From high-school track meets to the NCAA swimming championships, women’s sports have caught the public eye in recent years—but for all the wrong reasons.
Increasingly, male athletes have been allowed to compete in women’s categories, taking opportunities away from women and girls and threatening their safety.
But while this troubling trend has spread across the country, a courageous response is beginning to echo across the world.
Most recently, that echo has reached the halls of the United Nations headquarters in New York City, where ADF International appeared on Oct. 16 for a panel discussion about safety and fairness in women’s sports. ADF CEO, President, and General Counsel Kristen Waggoner spoke alongside our client Lainey Armistead as representatives from all over the world looked on.
Thanks to the Permanent Mission of Paraguay and other state sponsors, we had the opportunity to shine a light on this critical issue and encourage others to take a stand. As Kristen highlighted in her remarks, protecting women’s sports is really a matter of two things: preserving fairness and ensuring safety.
Preserving fairness
Any athlete who takes the field deserves a fair chance to compete and succeed. For female athletes, that means not being forced to compete against males. Men and women are physically different, and those differences become all the more obvious in sports.
The fact is that male athletes have significant inherent advantages over their female counterparts. From greater height and weight to stronger bones and larger muscles, male athletic advantages result in considerable discrepancies in performance. To take just one example, in 2017, thousands of men ran 400-meter times that were faster than the personal bests of Olympic gold medalists Sanya Richards-Ross and Allyson Felix.

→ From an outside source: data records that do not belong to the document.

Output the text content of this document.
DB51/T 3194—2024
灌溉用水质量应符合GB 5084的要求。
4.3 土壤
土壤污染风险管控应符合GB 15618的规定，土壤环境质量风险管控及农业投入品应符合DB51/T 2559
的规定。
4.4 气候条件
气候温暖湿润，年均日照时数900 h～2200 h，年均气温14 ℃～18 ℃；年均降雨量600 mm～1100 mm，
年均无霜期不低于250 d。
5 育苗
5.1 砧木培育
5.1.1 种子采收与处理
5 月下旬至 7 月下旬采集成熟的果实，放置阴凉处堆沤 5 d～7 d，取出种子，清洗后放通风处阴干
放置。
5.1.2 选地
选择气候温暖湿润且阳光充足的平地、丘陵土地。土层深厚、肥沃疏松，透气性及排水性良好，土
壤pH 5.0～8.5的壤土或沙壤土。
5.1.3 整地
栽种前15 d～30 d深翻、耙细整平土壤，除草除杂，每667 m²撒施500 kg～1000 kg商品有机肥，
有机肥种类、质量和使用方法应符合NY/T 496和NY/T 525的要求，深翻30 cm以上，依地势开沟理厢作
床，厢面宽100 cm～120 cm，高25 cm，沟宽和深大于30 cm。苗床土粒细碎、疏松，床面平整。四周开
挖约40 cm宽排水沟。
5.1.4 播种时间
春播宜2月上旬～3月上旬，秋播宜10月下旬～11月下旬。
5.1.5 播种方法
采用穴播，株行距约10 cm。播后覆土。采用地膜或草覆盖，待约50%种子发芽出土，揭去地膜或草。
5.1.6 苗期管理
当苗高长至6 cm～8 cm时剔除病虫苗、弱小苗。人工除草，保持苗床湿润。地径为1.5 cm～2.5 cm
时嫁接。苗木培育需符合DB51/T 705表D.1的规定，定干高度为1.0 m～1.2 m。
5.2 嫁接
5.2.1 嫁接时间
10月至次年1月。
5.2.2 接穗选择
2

As Kristen pointed out, creating female-only athletic spaces is about rewarding genuine merit. But the consequences of allowing men to compete in women’s sports are much greater than merely winning a medal or standing on a podium.
Ensuring safety
The differences between the sexes have real implications for women’s safety. When women compete against men, they don’t just lose opportunities; they risk physical harm.
A recent story out of San Jose State University is an apt example. The university’s women’s volleyball team has a male player on the roster, and several teams have canceled their matches against the school. While none of these schools has publicly stated a reason for forfeiting, it’s not difficult to read between the lines.
Exercise science professor Dr. Gregory Brown has written extensively on male advantages in athletics. In a white paper on the subject, he discusses volleyball specifically. Dr. Brown notes that male players have a roughly 15-20 percent jumping advantage over females, and they also spike the ball with greater velocity—giving them a 29-34 percent advantage. And of course, males tend to be taller and more muscular, both obvious advantages on the court.
It’s no wonder that female volleyball players wouldn’t want to compete against male athletes.
But while this story highlights the dangers at play when women are forced to compete against men, it also shows that the movement to protect women’s sports is picking up steam. Three different governors commended the universities in their states for standing with female athletes. “It is essential that we preserve a space for women to compete fairly and safely,” Utah Gov. Spencer Cox posted on social media.
An athlete’s perspective
The ongoing conversation regarding women’s sports is a fraught topic. But we should all be able to agree that the voices of athletes deserve a central place in that conversation.
One such athlete is our client Lainey Armistead, who played soccer at West Virginia State University and served as team captain.
Lainey joined a lawsuit to defend a law in West Virginia ensuring that only women compete on women’s sports teams. That lawsuit has made its way through the court system, and we’ve asked the U.S. Supreme Court to hear the case.
During the course of this litigation, I’ve witnessed Lainey become a courageous advocate for women’s sports. Joining Kristen at the U.N., she summed up the issue well:
“I’m here today because we’ve all seen what happens when males are allowed to compete on women’s teams,” Lainey said. “From track to boxing to swimming, it’s demoralizing and unfair—and just plain wrong.”
Lainey is exactly right. When men are allowed to compete in women’s sports, it’s women and girls who lose. That’s a message worth sharing—from the community track field to the halls of the U.N.